S: GASP! -she says gasp, she doesn't gasp- Don't tell me… a c4 is in one of those presents…

SK: Ok. There isn't a C4 in any of those presents, though I hate to lie to you.

S: AAAAAH!!! WE GOTTA SAVE THEM!!

SK: I'll save them! I'll tell the elves to make more C4's to blow up the other C4's so that there aren't anymore.

S: NO MORE C4'S!! THEY AREN'T TOYS! THEY'RE MILITARY HARDWARE!!

SK: Fine, gosh calm down! Let's go find that bomb!

-back at the deku tree-

L: Wow! This one's shaped like a C4!

Zelda: So is mine! It couldn't really be a C4, could it?

Ganon: Yeah, mine is too!

All: So are ours!

-SK and S pop in-

SK: STOOOOOPP!! One of you have a C4 in your hands… just one and we need to look at the presents!

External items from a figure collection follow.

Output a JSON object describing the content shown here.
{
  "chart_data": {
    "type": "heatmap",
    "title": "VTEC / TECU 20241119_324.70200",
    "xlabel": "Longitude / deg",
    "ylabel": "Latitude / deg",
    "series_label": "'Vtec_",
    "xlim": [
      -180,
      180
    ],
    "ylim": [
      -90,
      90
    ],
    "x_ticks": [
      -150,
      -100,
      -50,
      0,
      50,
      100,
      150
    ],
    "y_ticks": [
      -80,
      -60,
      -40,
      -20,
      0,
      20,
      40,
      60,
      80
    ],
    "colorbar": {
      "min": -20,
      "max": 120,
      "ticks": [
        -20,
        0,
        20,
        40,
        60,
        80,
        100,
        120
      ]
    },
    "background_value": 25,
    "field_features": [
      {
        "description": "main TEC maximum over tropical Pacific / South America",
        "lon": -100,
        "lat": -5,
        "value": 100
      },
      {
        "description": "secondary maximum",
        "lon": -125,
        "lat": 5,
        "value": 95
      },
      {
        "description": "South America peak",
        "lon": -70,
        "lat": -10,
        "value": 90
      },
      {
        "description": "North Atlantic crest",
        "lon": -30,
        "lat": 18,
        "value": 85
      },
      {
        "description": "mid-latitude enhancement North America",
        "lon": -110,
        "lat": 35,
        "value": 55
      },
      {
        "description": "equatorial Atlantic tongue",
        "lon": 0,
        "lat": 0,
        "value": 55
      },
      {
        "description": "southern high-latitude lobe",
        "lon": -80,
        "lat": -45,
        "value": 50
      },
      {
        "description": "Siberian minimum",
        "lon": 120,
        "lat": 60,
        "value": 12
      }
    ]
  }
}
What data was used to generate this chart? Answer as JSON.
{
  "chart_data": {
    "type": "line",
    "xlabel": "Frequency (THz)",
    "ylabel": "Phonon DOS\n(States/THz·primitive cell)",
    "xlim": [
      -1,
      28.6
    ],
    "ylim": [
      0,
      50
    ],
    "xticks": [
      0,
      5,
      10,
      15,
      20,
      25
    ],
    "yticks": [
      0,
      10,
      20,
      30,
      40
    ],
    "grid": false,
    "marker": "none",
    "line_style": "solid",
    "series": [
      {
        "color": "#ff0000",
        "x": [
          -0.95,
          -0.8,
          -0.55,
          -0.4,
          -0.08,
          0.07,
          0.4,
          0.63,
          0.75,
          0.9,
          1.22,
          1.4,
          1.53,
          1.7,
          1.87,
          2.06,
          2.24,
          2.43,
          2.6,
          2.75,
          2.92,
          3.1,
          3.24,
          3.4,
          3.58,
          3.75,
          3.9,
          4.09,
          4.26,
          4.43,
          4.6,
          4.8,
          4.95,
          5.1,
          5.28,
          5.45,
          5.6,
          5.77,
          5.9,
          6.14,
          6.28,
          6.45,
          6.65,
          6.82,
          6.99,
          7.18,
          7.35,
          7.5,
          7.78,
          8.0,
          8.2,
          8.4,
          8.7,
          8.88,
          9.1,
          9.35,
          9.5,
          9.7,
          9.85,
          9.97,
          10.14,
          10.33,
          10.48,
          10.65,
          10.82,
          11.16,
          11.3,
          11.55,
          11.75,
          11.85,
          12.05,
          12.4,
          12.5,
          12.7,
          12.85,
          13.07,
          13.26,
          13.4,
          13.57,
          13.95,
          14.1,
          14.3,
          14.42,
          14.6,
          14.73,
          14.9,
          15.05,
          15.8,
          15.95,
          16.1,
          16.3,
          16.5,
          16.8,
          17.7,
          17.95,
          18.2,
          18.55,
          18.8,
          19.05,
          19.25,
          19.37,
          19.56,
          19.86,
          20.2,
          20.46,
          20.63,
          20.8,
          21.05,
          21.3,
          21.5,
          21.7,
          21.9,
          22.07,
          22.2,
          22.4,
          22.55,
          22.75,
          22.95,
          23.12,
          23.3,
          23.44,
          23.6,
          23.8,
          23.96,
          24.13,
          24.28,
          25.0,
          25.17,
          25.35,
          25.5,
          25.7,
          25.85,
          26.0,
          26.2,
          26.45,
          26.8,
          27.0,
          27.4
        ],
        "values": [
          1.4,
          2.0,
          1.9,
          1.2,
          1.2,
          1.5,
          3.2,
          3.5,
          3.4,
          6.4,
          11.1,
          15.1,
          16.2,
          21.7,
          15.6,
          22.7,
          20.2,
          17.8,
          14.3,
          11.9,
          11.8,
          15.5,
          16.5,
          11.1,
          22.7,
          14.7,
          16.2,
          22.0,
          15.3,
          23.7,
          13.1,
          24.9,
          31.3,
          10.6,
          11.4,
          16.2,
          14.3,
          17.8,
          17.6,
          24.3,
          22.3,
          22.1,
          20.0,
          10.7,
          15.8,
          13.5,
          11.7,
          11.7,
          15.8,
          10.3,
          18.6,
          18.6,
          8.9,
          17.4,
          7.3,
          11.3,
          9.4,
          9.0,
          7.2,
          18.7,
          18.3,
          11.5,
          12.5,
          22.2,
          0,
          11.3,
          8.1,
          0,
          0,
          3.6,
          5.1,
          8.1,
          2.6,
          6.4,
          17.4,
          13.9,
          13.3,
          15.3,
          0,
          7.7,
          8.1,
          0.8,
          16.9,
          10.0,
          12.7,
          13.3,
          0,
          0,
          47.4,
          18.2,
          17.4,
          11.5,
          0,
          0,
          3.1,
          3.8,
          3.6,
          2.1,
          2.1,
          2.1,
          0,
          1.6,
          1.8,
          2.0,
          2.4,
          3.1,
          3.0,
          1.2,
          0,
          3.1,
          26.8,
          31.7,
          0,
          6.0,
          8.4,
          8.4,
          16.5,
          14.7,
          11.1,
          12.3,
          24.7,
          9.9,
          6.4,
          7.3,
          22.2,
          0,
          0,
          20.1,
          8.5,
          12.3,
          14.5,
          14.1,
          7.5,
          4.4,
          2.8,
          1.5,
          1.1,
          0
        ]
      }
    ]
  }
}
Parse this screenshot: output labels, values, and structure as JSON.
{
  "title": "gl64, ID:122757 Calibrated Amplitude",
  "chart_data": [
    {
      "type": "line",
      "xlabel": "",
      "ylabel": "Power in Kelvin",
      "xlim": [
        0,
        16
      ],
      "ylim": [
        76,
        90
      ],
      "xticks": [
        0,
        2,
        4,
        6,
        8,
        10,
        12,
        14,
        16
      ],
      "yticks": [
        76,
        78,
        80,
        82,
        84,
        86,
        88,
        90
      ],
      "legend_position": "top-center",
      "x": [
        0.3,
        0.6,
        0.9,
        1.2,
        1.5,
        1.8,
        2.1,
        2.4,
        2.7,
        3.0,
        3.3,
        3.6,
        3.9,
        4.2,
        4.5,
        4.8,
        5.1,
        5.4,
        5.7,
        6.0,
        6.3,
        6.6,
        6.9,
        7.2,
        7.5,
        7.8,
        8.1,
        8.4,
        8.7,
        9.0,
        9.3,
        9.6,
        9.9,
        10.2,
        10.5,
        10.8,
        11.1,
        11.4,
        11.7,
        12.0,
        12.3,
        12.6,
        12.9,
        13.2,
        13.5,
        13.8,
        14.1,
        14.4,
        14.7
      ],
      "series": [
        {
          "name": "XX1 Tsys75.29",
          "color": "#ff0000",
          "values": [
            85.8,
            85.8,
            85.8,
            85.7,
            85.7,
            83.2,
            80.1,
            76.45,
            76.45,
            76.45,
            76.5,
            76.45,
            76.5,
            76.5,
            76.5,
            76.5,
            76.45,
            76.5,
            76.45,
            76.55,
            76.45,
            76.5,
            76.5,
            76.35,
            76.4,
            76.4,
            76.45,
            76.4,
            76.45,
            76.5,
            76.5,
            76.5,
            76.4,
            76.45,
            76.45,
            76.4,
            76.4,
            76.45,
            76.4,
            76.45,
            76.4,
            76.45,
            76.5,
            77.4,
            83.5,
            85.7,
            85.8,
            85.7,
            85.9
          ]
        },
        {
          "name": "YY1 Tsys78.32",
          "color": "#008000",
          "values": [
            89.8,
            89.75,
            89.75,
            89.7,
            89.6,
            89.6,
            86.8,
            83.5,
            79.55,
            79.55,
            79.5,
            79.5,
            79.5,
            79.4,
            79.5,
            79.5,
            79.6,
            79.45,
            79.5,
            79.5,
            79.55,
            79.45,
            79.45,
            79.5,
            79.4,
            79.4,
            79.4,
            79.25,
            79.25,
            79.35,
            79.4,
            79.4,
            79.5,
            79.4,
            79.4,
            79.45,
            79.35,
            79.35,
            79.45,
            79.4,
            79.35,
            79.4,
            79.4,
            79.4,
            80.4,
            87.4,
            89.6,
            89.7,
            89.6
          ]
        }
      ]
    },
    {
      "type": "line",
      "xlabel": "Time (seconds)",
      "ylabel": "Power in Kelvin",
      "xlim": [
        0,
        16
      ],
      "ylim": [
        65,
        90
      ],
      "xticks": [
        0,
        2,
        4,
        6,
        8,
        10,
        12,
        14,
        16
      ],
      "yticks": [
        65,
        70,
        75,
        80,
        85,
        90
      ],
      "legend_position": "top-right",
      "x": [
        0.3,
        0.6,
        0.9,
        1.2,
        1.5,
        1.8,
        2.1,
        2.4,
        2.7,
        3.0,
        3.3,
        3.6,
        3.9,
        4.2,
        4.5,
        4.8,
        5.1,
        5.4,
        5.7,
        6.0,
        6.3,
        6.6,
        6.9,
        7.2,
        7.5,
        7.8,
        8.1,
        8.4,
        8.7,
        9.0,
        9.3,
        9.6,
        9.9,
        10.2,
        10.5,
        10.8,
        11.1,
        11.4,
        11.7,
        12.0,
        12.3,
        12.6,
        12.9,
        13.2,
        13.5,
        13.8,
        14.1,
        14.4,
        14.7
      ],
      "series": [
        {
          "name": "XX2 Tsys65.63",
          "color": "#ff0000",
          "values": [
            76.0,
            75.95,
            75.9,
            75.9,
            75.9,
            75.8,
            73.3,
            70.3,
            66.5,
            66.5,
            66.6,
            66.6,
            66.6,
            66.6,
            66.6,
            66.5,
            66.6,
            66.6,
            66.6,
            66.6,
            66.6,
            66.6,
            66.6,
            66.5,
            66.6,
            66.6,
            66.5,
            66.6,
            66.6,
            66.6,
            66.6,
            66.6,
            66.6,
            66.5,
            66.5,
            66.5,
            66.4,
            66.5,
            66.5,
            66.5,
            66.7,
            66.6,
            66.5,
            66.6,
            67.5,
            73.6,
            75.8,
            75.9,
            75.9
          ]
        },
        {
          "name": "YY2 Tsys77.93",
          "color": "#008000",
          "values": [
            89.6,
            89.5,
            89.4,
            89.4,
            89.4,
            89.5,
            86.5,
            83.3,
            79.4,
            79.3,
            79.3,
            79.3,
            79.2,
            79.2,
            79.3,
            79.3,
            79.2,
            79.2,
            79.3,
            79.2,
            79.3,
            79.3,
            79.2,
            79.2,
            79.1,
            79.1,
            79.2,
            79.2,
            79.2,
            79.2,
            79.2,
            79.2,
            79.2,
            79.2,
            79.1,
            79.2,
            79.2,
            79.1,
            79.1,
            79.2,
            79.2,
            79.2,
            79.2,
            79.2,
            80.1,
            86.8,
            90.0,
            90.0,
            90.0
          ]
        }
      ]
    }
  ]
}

S: What the—… they all look like C4's! How are we gonna- Skullkid, NO!!!! -she says as Skullkid throws each present on the floor causing it to break and repeatedly saying "nope that's not it"-

SK: -smash- Nope. Not it. -smash- Not it either.

All: SK, Stop! Right n- -BOOM!!-

-a couple minutes later, everyone's black from the explosion-

S: Hey SK, can you come here for a sec? -Skullkid leans over and Saria goes over to his ear as If she was gonna whisper, but shouts:- YOU JUST BLEW UP ALL THE PRESENTS!

L: Not to mention the last of the Great Deku tree too.

All: GASP!

SK: -sniffle- I just wanted… a decent -sniffle- Christmas! Will anyone forgive me? Anyone?

-the camera zooms out… everyone's gone and SK's alone-

SK: -sniffle and then starts singing "Silent Night"- Silent night. -sniffle- holy night. -cough- All is calm. All is -hack hack- bright. –Camera zooms out, it's actually all darkness – WAAAAAAAAAAAAAAAH!